Friday, February 16, 2007


Memories of English that was...Not Good.

I was nearing the end of the conversation test on the topic of computers in my evening class. One of the two students sitting before me, a college student in his early 20s, was doing okay, while Hansen, his frequent conversation partner and friend since high school, was clearly struggling.

“JK,” I said, “please ask Hansen question number thirteen from lesson twelve.”

Looking at the back of his textbook, JK pondered the scrambled words with the missing articles and prepositions corresponding with the number 13 and then, with little difficulty, deciphered the intended inquiry: “Have you ever studied computer languages such as Java or C++?”

Hansen appeared blank momentarily, before finally replying, “No, I didn’t.” I made a mental note: Too short of an answer; wrong verb tense and made plans to subtract points from his grade.

I then gestured to Hansen to inform him that it was his turn to ask JK a third and final question. “Number nineteen,” I said.

He stared blankly at the paper, and I knew I’d have to walk him through it. He’d get no points for asking the question correctly, but I felt it important that his partner answer a difficult question before he left my desk and returned to join the rest of the class, who were seated in conversation practice.

“What would you think …” I began, and Hansen repeated after me, “ … about a job … where you had to … work with computers … all day long?”

Hansen finished the question and we waited for a reply. I watched as JK, who had been cool and collected throughout the test, suddenly grew wide-eyed and began to stare out the window next to my desk.

“I think it’s not good …” he paused as if to add emphasis, before clinching his declaration with: “… my body.”

I stopped to contemplate this sentence for a moment: “I think it’s not good … my body.” I knew that Korean students struggle heavily with prepositions, and they generally substitute the word “body” to mean “physical well-being,” so maybe he was saying, “I think it wouldn’t be good for my health.”

Or was he saying, “My body is not good?” I suppose I should have pointed out his mistake and made him elaborate, but I was unable, because of the snicker which had seized me in its grasp like an epileptic fit.

“Okay, you can go,” I said as I covered my face with my hand, trembling as I sought to contain the natural expression of my amusement. Apparently, they had not heard me clearly, because they were still sitting in the same place, rapt by my rapidly reddening face.

“You can go now,” I reiterated, but still they did not move. “Please go!” I said, this time pointing at the other students, who were beginning to turn their heads my way. They finally left, and I buried my face in the books on my desk, hoping to regain my composure before the next students took the test.

One of the greatest obstacles English teachers in Korea must overcome in their students is what is known as “Konglish.” Konglish occurs when students Koreanize their English. In pronunciation, l is often confused with r (“I usually eat lice with various side-dishes for breakfast”) and almost never used in combination with another consonant (“Poke is illegal in Saudi Arabia”).

Konglish also occurs when they use a word in the wrong context (“Did you make a girlfriend in Seoul?” or “All Koreans have black eyes”) and misapply adjectives (“I didn’t like that book because it made me very boring” or “Very little people in Korea use toasters”).

Others result from students’ limited knowledge of vocabulary. For example, a large number of women in Korea are deathly terrified of pigeons. I had wondered if it was because they are seen as carriers of disease, if they are considered pests, or if women in Asia had been subjected to an immodest amount of Hitchcock flicks.

So, I sought enlightenment from one of my female students on the subject. Her answer was, “Birds feet are very … not good.”

It’s a bit harder to pinpoint the reasons for other instances of Konglish. For example, in January, when I asked some students to write down their New Year’s resolution, one of them wrote: “I wanted to waste my body because I was more and more fatting.” Recycling is very popular in Korea; it’s actually mandatory in cases of paper and plastic, but that’s one thing I’m pretty sure you can’t get back.

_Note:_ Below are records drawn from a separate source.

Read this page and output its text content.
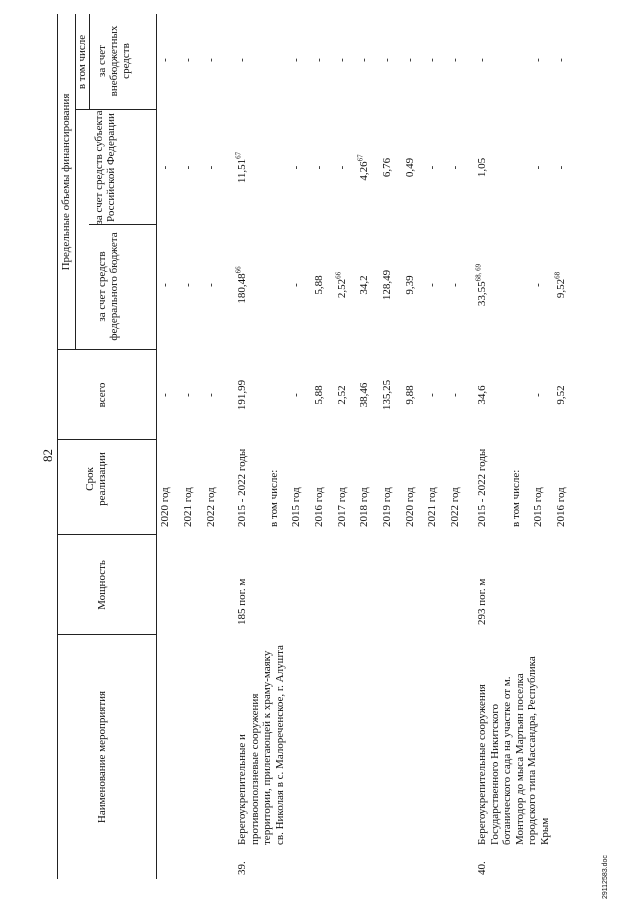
82
Наименование мероприятия
Мощность
Срок реализации
всего
Предельные объемы финансирования
в том числе
за счет средств субъекта Российской Федерации
за счет средств федерального бюджета
за счет внебюджетных средств
2020 год
-
-
-
-
2021 год
-
-
-
-
2022 год
-
-
-
-
39.
Берегоукрепительные и противооползневые сооружения территории, прилегающей к храму-маяку св. Николая в с. Малореченское, г. Алушта
185 пог. м
2015 - 2022 годы
191,99
180,48$^{66}$
11,51$^{67}$
-
в том числе: 2015 год
-
-
-
-
2016 год
5,88
5,88
-
-
2017 год
2,52
2,52$^{66}$
-
-
2018 год
38,46
34,2
4,26$^{67}$
-
2019 год
135,25
128,49
6,76
-
2020 год
9,88
9,39
0,49
-
2021 год
-
-
-
-
2022 год
-
-
-
-
40.
Берегоукрепительные сооружения Государственного Никитского ботанического сада на участке от м. Монтодор до мыса Мартьян поселка городского типа Массандра, Республика Крым
293 пог. м
2015 - 2022 годы
34,6
33,55$^{68, 69}$
1,05
-
в том числе: 2015 год
-
-
-
-
2016 год
9,52
9,52$^{68}$
-
-
29112583.doc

I won’t always be an English teacher, and there are some things about the job I won’t miss. I don’t like it when failing students beg me to pass them even though they’ve been absent from my class 10 times. I don’t like telling students who have obviously studied hard that they can’t graduate simply because they’re speaking ability isn’t good enough yet. I am particularly not fond of finishing classes at 9 p.m. every night and then have to start teaching again at 7 a.m. the next morning.

However, in what other job can you inform the people you work with that you are suffering from the effects of a cold, and have one of them send you a text message later that reads, “I hope to recover your feel & body!”

My job is to correct sentences like that, but I often wish I didn’t have to.